Nadhifa menghela napas.

“Iya, iya. Baiklah.”

Dia lalu meminum teh di cangkirnya.

“Tapi, menurutku gak ada salahnya kamu lihat usaha Guse dulu. Gimana pun kalian ini nikah secara sah agama dan negara. Dia lebih berhak buat kamu kasih ruang di hatimu daripada orang yang gak berani ngehalalin kamu. Mungkin ya … gak bakal semudah yang aku bicarain sekarang. Tapi apa salahnya dirasain dulu? Makanan itu mau seenak apapun kalau kamu gak kepengen ngerasain ya gak bakal kerasa. Sama kayak cinta. Dan hatimu ... cuma kamu sendiri yang bisa membukanya.”

Nadhifa mengambil madu mongso buatannya sebelum melanjutkan bicara.

“Lupakanlah Gus Rama, Sinta. Hidupmu bukan kisah Ramayana sampai kamu harus nungguin dia terus buat jemput kamu dari Alengka,” lanjutnya seraya menyuapiku makanan dari ketan itu.

Aku menikmatinya sembari menimang perkataan Nadhifa. Sama sekali tak ada yang salah. Hanya saja …

“Gus Asna itu terlalu tampan buat jadi Rahwana. Dan Gus Rama gak segagah itu sampe bisa disamakan sama Sri Rama meskipun tampangnya …mungkin?”

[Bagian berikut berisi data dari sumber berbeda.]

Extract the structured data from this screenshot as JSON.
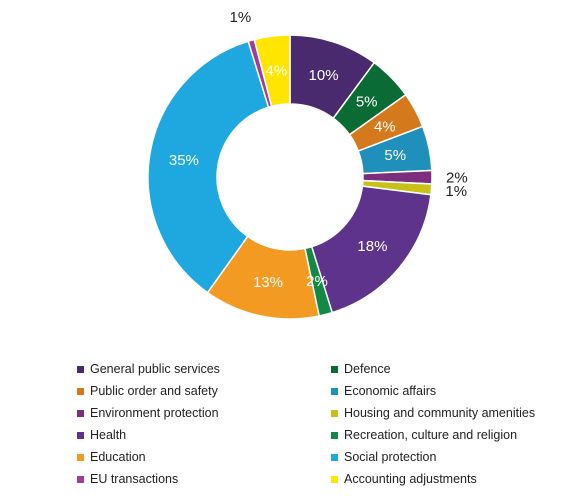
{
  "chart_data": {
    "type": "pie",
    "donut": true,
    "title": "",
    "slices": [
      {
        "name": "General public services",
        "value": 10,
        "label": "10%",
        "color": "#4a2a6e",
        "label_color": "#ffffff"
      },
      {
        "name": "Defence",
        "value": 5,
        "label": "5%",
        "color": "#0a6b34",
        "label_color": "#ffffff"
      },
      {
        "name": "Public order and safety",
        "value": 4,
        "label": "4%",
        "color": "#d57a1c",
        "label_color": "#ffffff"
      },
      {
        "name": "Economic affairs",
        "value": 5,
        "label": "5%",
        "color": "#1f8fbb",
        "label_color": "#ffffff"
      },
      {
        "name": "Environment protection",
        "value": 1.5,
        "label": "2%",
        "color": "#7b2d7e",
        "label_color": "#222222"
      },
      {
        "name": "Housing and community amenities",
        "value": 1.2,
        "label": "1%",
        "color": "#c9c11a",
        "label_color": "#222222"
      },
      {
        "name": "Health",
        "value": 18,
        "label": "18%",
        "color": "#5e338c",
        "label_color": "#ffffff"
      },
      {
        "name": "Recreation, culture and religion",
        "value": 1.5,
        "label": "2%",
        "color": "#138a44",
        "label_color": "#ffffff"
      },
      {
        "name": "Education",
        "value": 13,
        "label": "13%",
        "color": "#f39a22",
        "label_color": "#ffffff"
      },
      {
        "name": "Social protection",
        "value": 35,
        "label": "35%",
        "color": "#1fa7e0",
        "label_color": "#ffffff"
      },
      {
        "name": "EU transactions",
        "value": 0.7,
        "label": "1%",
        "color": "#a13b9c",
        "label_color": "#222222"
      },
      {
        "name": "Accounting adjustments",
        "value": 4,
        "label": "4%",
        "color": "#ffe500",
        "label_color": "#ffffff"
      }
    ],
    "legend_position": "bottom"
  }
}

Nadhifa menanggapi perkataanku dengan tawa.

“Tuh, tahu … makanya, kasih Gus Asna kesempatan. Siapa tahu, Sri Rama sebenarnya itu dia?”

Aku tidak membalas lagi.

Bagiku yang seorang penulis … tak peduli seindah dan semenarik apapun perjuangan kisah Ramayana, yang terpenting adalah akhirnya. Aku tak mau berakhir seperti Sinta dalam cerita itu. Wanita yang diragukan kesetiaan dan kesuciannya oleh Rama setelah perjuangan panjang penyelamatannya.